The divisor n − 1 (ddof=1) is Bessel's correction: sample deviations are measured from the sample mean, which is itself fitted to the data, consuming one degree of freedom; dividing by n would systematically underestimate the population covariance. Finally, np.cov(x, y) returns a 2 × 2 matrix, not a single number: the diagonal holds Var(X) and Var(Y) (a variable's covariance with itself is its variance), and the two off-diagonal cells both hold cov(X, Y) — the matrix is symmetric.

Dataset

IndexXY
01222
11525
21828
32131
42435
52736

Means: x̄ = 117 / 6 = 19.5, ȳ = 177 / 6 = 29.5.

Procedure

  1. Define x and y as float NumPy arrays of 6 values each and wrap them in the DataFrame df for a clean printout.
  2. Print the data table.
  3. Compute cov_matrix = np.cov(df["X"], df["Y"], ddof=1) — a 2 × 2 sample covariance matrix.
  4. Print the matrix and identify its parts: [0, 0] is Var(X), [1, 1] is Var(Y), and [0, 1] = [1, 0] is cov(X, Y).
  5. Extract cov_xy = cov_matrix[0, 1] and print it rounded to 4 decimals.

Interpretation of Results

Working the formula by hand: the X deviations from 19.5 are (−7.5, −4.5, −1.5, 1.5, 4.5, 7.5) and the Y deviations from 29.5 are (−7.5, −4.5, −1.5, 1.5, 5.5, 6.5). Every pair shares its sign, so all six products are positive: 56.25 + 20.25 + 2.25 + 2.25 + 24.75 + 48.75 = 154.5, and cov(X, Y) = 154.5 / 5 = 30.9 — matching the program's output. The full printed matrix is [[31.5, 30.9], [30.9, 30.7]]: Var(X) = 31.5 and Var(Y) = 30.7 on the diagonal. The positive 30.9 confirms X and Y climb together — visible in the raw data, where Y increases in near-lockstep as X steps up by 3. But is 30.9 "strong"? Covariance alone cannot say; normalising gives r = 30.9 / √(31.5 × 30.7) ≈ 0.9937, revealing an almost perfectly linear relationship. The pair of numbers — cov = 30.9, r = 0.99 — is the whole lesson: covariance detects the direction, correlation quantifies the strength.

Common Mistakes

  1. Reporting the whole matrix (or the diagonal variance 31.5) as "the covariance" — cov(X, Y) is specifically the off-diagonal element cov_matrix[0, 1].
  2. Judging relationship strength from covariance magnitude — 30.9 is unit-dependent and would change under any rescaling; use correlation for strength.
  3. Using ddof=0 (population divisor n) for sample data — it biases the estimate low; sample statistics need Bessel's n − 1.

🎯 Viva Questions

  1. What does the sign of covariance tell you?
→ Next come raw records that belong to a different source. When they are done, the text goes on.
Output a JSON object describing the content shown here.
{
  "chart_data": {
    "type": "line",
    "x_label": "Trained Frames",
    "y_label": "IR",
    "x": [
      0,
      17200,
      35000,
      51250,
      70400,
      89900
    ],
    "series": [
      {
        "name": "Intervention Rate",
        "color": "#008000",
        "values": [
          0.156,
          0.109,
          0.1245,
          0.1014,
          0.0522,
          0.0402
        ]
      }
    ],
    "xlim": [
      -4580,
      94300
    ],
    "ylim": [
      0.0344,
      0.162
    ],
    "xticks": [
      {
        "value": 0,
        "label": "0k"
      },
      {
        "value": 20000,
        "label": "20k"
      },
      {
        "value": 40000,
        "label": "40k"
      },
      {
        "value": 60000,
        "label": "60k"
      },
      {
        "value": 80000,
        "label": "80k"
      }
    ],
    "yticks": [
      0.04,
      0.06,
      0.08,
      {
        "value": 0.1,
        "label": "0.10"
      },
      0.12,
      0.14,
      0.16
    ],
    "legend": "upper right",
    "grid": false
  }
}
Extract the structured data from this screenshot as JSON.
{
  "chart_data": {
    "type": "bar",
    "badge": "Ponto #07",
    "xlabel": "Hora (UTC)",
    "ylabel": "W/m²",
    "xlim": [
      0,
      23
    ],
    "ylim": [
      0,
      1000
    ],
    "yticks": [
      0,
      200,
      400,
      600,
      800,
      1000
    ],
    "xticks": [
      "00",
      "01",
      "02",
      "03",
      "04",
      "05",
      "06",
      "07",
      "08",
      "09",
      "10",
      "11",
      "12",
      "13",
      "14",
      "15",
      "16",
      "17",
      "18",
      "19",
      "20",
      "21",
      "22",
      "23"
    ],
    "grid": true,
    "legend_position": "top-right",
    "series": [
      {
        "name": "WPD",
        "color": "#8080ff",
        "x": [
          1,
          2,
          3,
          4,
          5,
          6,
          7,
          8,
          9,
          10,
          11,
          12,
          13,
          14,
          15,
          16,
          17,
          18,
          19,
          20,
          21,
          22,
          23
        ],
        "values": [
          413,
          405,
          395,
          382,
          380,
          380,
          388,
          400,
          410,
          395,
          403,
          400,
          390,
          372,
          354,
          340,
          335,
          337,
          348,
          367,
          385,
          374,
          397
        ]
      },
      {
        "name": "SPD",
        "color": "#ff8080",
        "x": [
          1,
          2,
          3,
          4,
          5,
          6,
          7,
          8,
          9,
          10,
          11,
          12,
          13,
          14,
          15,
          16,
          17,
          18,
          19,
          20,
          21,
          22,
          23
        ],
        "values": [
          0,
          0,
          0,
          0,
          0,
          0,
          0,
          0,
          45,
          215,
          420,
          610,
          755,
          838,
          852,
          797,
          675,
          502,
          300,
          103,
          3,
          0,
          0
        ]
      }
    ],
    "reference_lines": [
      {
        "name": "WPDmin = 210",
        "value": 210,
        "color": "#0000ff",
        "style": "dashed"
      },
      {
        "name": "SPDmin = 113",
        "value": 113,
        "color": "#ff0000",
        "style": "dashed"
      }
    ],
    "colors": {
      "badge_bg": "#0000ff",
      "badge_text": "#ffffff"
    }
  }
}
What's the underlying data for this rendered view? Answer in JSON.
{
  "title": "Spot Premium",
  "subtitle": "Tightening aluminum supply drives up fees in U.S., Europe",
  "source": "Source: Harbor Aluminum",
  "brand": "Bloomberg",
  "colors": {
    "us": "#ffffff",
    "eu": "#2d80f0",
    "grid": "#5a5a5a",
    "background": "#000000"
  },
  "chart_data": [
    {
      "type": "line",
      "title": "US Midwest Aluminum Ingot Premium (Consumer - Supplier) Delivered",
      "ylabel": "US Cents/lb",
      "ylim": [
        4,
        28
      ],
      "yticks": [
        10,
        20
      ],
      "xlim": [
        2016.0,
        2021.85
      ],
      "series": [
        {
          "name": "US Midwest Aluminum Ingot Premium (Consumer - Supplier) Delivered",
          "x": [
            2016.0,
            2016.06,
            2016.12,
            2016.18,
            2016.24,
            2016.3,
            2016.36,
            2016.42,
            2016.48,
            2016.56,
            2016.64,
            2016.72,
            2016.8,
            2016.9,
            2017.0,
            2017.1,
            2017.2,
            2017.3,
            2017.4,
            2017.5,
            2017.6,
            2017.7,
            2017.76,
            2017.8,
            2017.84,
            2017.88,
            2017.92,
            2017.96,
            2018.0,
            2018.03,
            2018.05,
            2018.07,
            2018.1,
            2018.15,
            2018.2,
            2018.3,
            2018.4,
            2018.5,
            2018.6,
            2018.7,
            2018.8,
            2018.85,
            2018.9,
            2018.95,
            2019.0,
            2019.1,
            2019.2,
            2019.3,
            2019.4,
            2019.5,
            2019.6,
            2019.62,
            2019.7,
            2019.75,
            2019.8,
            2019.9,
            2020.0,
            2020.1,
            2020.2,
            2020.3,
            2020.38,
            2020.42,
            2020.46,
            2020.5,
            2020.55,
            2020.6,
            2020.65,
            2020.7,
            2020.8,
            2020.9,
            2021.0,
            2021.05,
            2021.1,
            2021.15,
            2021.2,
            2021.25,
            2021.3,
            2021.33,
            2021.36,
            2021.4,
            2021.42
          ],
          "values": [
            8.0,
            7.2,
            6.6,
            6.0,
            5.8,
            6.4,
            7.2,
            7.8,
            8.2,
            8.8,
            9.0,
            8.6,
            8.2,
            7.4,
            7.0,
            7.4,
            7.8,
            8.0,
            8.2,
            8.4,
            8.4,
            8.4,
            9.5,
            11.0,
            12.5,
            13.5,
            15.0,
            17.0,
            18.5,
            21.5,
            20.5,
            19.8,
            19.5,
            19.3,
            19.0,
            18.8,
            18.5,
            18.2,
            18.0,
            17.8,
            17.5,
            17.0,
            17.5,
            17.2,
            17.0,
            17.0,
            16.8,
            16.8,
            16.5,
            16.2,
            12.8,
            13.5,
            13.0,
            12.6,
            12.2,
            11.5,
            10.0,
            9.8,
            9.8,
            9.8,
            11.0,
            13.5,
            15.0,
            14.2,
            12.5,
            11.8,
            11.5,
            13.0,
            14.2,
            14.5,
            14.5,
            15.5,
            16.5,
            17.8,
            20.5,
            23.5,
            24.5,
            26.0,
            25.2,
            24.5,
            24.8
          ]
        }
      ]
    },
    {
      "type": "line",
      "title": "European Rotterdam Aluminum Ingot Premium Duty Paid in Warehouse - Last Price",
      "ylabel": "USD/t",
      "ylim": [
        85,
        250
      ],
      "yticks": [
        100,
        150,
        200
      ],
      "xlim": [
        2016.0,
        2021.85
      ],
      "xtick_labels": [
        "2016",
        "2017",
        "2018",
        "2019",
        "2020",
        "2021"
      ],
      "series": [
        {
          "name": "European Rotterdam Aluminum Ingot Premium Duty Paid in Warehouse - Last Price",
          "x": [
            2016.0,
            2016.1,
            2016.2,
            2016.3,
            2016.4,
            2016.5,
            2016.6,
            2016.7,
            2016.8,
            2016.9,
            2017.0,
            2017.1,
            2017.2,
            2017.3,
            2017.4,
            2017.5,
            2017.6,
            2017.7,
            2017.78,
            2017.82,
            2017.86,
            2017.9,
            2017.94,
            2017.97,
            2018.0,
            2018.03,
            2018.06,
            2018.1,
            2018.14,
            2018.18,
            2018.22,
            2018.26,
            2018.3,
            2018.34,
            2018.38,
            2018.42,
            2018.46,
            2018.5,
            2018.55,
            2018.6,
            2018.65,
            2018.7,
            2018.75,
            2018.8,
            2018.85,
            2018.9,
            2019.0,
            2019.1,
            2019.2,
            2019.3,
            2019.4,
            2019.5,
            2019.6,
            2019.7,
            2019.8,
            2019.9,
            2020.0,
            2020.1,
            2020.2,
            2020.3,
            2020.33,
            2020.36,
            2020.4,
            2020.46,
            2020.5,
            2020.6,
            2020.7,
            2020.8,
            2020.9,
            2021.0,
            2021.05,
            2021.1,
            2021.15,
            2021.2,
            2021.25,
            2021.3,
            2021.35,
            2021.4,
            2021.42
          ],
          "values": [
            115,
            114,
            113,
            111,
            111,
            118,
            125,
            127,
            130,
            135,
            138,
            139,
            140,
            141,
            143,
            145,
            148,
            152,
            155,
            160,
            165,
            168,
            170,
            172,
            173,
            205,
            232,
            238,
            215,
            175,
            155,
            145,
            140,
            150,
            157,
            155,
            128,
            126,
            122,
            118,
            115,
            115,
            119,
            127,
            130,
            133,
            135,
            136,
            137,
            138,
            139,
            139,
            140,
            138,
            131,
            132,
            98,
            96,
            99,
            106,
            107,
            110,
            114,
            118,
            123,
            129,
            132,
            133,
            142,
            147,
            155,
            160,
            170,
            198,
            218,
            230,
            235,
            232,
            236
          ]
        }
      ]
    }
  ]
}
Positive: variables move together; negative: they move oppositely; near zero: no linear co-movement.
  2. Why is covariance magnitude hard to interpret? It carries the product of the two variables' units and changes under rescaling, so there is no universal "large" value.
  3. What lies on the diagonal of np.cov(x, y)? The variances — Var(X) = 31.5 and Var(Y) = 30.7 here; a variable's covariance with itself is its variance.
  4. What is Bessel's correction and why divide by n − 1? Deviations are taken from the sample mean, which uses up one degree of freedom; dividing by n − 1 removes the resulting downward bias.
  5. How do you get correlation from this matrix? r = cov(X, Y) / √(Var(X) · Var(Y)) = 30.9 / √(31.5 × 30.7) ≈ 0.9937.
  6. Why is the covariance matrix symmetric? Because cov(X, Y) = cov(Y, X) — the deviation products are the same regardless of order.